Today, I believe that technology, new research tools and innovative funding mechanisms can accelerate the pace of progress even more, so we have created the CMT Research Foundation. CMTRF is exclusively focused on funding the discovery and development of treatments and cures for CMT. Our approach again combines investment in the most promising research with a commitment to accountability, collaboration and transparency. Our scientific advisors evaluate a wide range of projects for funding and when companies have promising research, we match them with disease experts to streamline and expedite development. With academic projects, we help match researchers with experts in drug development.
As a partner and not just a source of funds, CMT Research Foundation has adapted elements of the venture capital model that assure if the programs we support come to market and generate a profit, that we share in those proceeds as a way to self-fund additional research. The return on our direct investments may include revenue sharing from licensing agreements or commercialization of the therapeutic, or less commonly, sales of preferred stock.

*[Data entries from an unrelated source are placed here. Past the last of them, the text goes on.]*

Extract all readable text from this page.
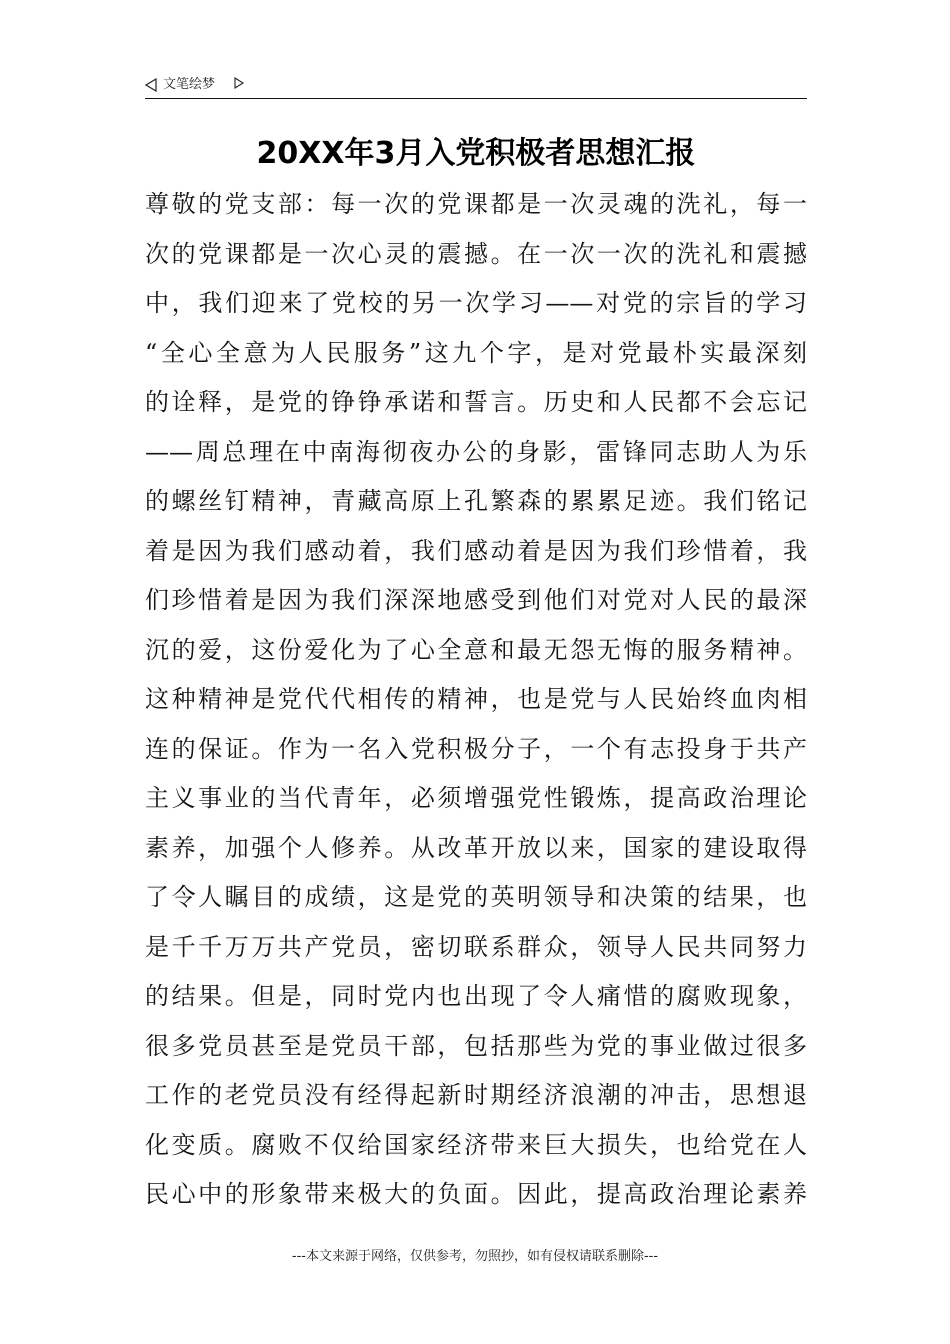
文笔绘梦
20XX年3月入党积极者思想汇报
尊敬的党支部：每一次的党课都是一次灵魂的洗礼，每一
次的党课都是一次心灵的震撼。在一次一次的洗礼和震撼
中，我们迎来了党校的另一次学习——对党的宗旨的学习
“全心全意为人民服务”这九个字，是对党最朴实最深刻
的诠释，是党的铮铮承诺和誓言。历史和人民都不会忘记
——周总理在中南海彻夜办公的身影，雷锋同志助人为乐
的螺丝钉精神，青藏高原上孔繁森的累累足迹。我们铭记
着是因为我们感动着，我们感动着是因为我们珍惜着，我
们珍惜着是因为我们深深地感受到他们对党对人民的最深
沉的爱，这份爱化为了心全意和最无怨无悔的服务精神。
这种精神是党代代相传的精神，也是党与人民始终血肉相
连的保证。作为一名入党积极分子，一个有志投身于共产
主义事业的当代青年，必须增强党性锻炼，提高政治理论
素养，加强个人修养。从改革开放以来，国家的建设取得
了令人瞩目的成绩，这是党的英明领导和决策的结果，也
是千千万万共产党员，密切联系群众，领导人民共同努力
的结果。但是，同时党内也出现了令人痛惜的腐败现象，
很多党员甚至是党员干部，包括那些为党的事业做过很多
工作的老党员没有经得起新时期经济浪潮的冲击，思想退
化变质。腐败不仅给国家经济带来巨大损失，也给党在人
民心中的形象带来极大的负面。因此，提高政治理论素养
---本文来源于网络，仅供参考，勿照抄，如有侵权请联系删除---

As a result of STAR and the very important work of organizations like CMTA, the Hereditary Neuropathy Foundation, the Muscular Dystrophy Association among others, more has been accomplished in the past five years toward finding effective treatments and a possible cure than ever before. With the creation of the CMT Research Foundation, I see a light at the end of the tunnel. Robust efforts being made by researchers on CMT1A, 1X, 2A, 2E and 4, in partnership with biotech and pharmaceutical companies should give the CMT community hope!
You have my commitment and that of the CMT Research Foundation to drive research forward at an unprecedented pace. I look forward to sharing news and updates about our research efforts as they happen.
Sincerely,
Patrick Livney, Co Founder and Board Chair
CMT Research Foundation
At 59, may not help me much, but for future generations, wonderful. Just coming to grips with this CMT. and having hard time with it. Good to read about your dedication. Thanks
Thank you Patrick for this information. I too have it and was misdiagnosed as a child because no treatment they didn’t teach about in Med school ☹️ I was diagnosed with “undiagnosed polio” in elementary school. I was having trouble walking and fell down a lot as a younger child because I am before the polio vaccine came out and it sometimes affected the feet. I was diagnosed with CMT until I was 49 and had chemo and the neuropathy didn’t go away when out of my system which it should have. I was an oncology nurse and knew that. Since someone had found the gene my doctor must have heard about it because when all the tests for the other diseases came back negative he did a genetic test.